Desde a celebração do Ano Internacional da Química, em 2011 (AIQ-2011), tenho participado de várias conferências internacionais sobre o papel das mulheres na ciência mundial, o que tem sido uma experiência bacana, especialmente pela riqueza de informações sobre mulheres fascinantes, de diferentes etnias e regiões, que têm contribuído de forma marcante para o avanço da ciência mundial, em todas as áreas do conhecimento.
O papel das mulheres para a evolução da espécie humana na terra historicamente esteve associado ao trabalho doméstico, sempre esmerado, ao cuidado da família, motivo pelo qual fomos alcunhadas de “rainha do lar”. Mas a contribuição feminina para a sociedade em todas as partes do mundo, mesmo que pouco destacada, vai além do território doméstico, e a história da humanidade está cheia de fatos e acontecimentos marcados pela atuação de mulheres extraordinárias, num universo de dominação masculina.
Poderia aqui citar algumas que fizeram história numa época em que era quase impossível mulheres se destacarem profissionalmente. Faço referência a duas cientistas com histórias marcadas por talento, sucesso, infortúnio e morte precoce. Marie Curie, polonesa radicada na França, foi a única pessoa laureada com dois prêmios Nobel; o primeiro, em Física, pelos estudos sobre radioatividade, dividiu em 1903com dois cientistas, Pierre Curie, seu marido, e Antoine Henri Becquerel; a segunda láurea ganhou sozinha, em 1911, o Nobel de Química pela descoberta dos elementos químicos rádio e polônio.
O segundo exemplo que escolhi se contrapõe à trajetória de sucesso de Marie Curie: trata-se de Clara Immerwahr, uma química muito talentosa que viveu mais ou menos no mesmo período, mas não teve a mesma sorte. Embora brilhante, e primeira mulher na Alemanha a obter o título de doutora, em 1900, ela é praticamente desconhecida nos relatos históricos de cientistas da época. Casada com o químico alemão Fritz Haber, famoso pela descoberta e síntese da amônia, ela contribuiu bastante para o sucesso das pesquisas do marido, mas nunca foi citada ou reconhecida como colaboradora.
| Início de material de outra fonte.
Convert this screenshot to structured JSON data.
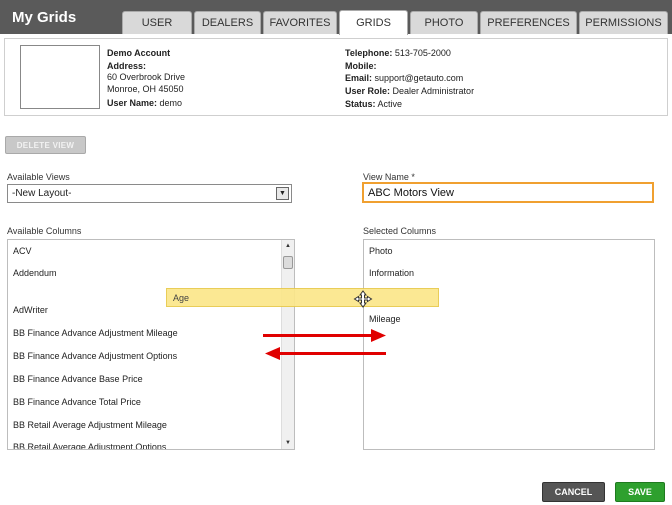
{
  "app": {
    "title": "My Grids"
  },
  "tabs": [
    {
      "label": "USER"
    },
    {
      "label": "DEALERS"
    },
    {
      "label": "FAVORITES"
    },
    {
      "label": "GRIDS"
    },
    {
      "label": "PHOTO"
    },
    {
      "label": "PREFERENCES"
    },
    {
      "label": "PERMISSIONS"
    }
  ],
  "active_tab": "GRIDS",
  "profile": {
    "account": "Demo Account",
    "address_label": "Address:",
    "address_line1": "60 Overbrook Drive",
    "address_line2": "Monroe, OH 45050",
    "username_label": "User Name:",
    "username": "demo",
    "telephone_label": "Telephone:",
    "telephone": "513-705-2000",
    "mobile_label": "Mobile:",
    "mobile": "",
    "email_label": "Email:",
    "email": "support@getauto.com",
    "role_label": "User Role:",
    "role": "Dealer Administrator",
    "status_label": "Status:",
    "status": "Active"
  },
  "toolbar": {
    "delete_label": "DELETE VIEW"
  },
  "views": {
    "available_label": "Available Views",
    "selected_value": "-New Layout-",
    "name_label": "View Name *",
    "name_value": "ABC Motors View"
  },
  "available_columns": {
    "label": "Available Columns",
    "items": [
      "ACV",
      "Addendum",
      "AdWriter",
      "BB Finance Advance Adjustment Mileage",
      "BB Finance Advance Adjustment Options",
      "BB Finance Advance Base Price",
      "BB Finance Advance Total Price",
      "BB Retail Average Adjustment Mileage",
      "BB Retail Average Adjustment Options"
    ]
  },
  "selected_columns": {
    "label": "Selected Columns",
    "items": [
      "Photo",
      "Information",
      "Mileage"
    ]
  },
  "dragging": {
    "label": "Age"
  },
  "icons": {
    "move": "move-cursor-icon",
    "arrow_right": "arrow-right-icon",
    "arrow_left": "arrow-left-icon",
    "dropdown": "chevron-down-icon"
  },
  "colors": {
    "header": "#5a5a5a",
    "drag_highlight": "#fbe78a",
    "focus_border": "#f0a030",
    "arrow": "#e00000",
    "save": "#2ea02e",
    "cancel": "#555555"
  },
  "actions": {
    "cancel_label": "CANCEL",
    "save_label": "SAVE"
  }
}
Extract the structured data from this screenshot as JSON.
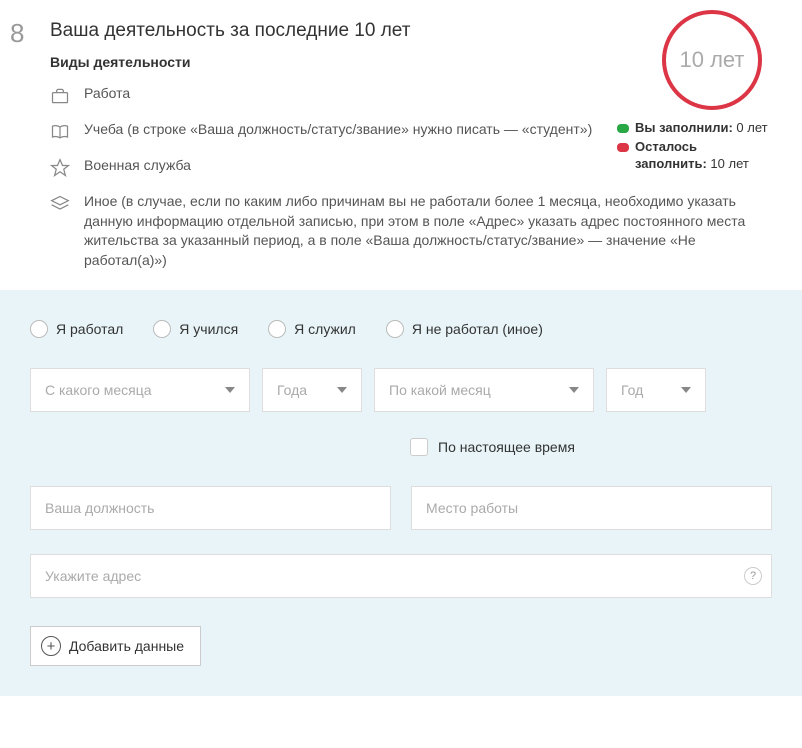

Do anonimato à participação nos protestos contra armas químicas na Alemanha, durante a Primeira Guerra Mundial, devido às pesquisas do marido com gases tóxicos para desenvolvimento e produção de armas químicas, teve um fim muito triste. Delatada por ele como traidora da pátria, suicidou-se aos 45 anos, encerrando muito jovem sua trajetória científica.
Fica evidente hoje que a ciência, surgida nos séculos XV, XVI e XVII, não apenas trouxe à luz as descobertas que abriram caminho para a compreensão do Universo e da própria espécie humana, culminando no avanço científico e tecnológico que conhecemos hoje, como mudou completamente o cenário acadêmico da atualidade, tornando-o um ambiente favorável para as mulheres atuarem, sem os ranços do passado.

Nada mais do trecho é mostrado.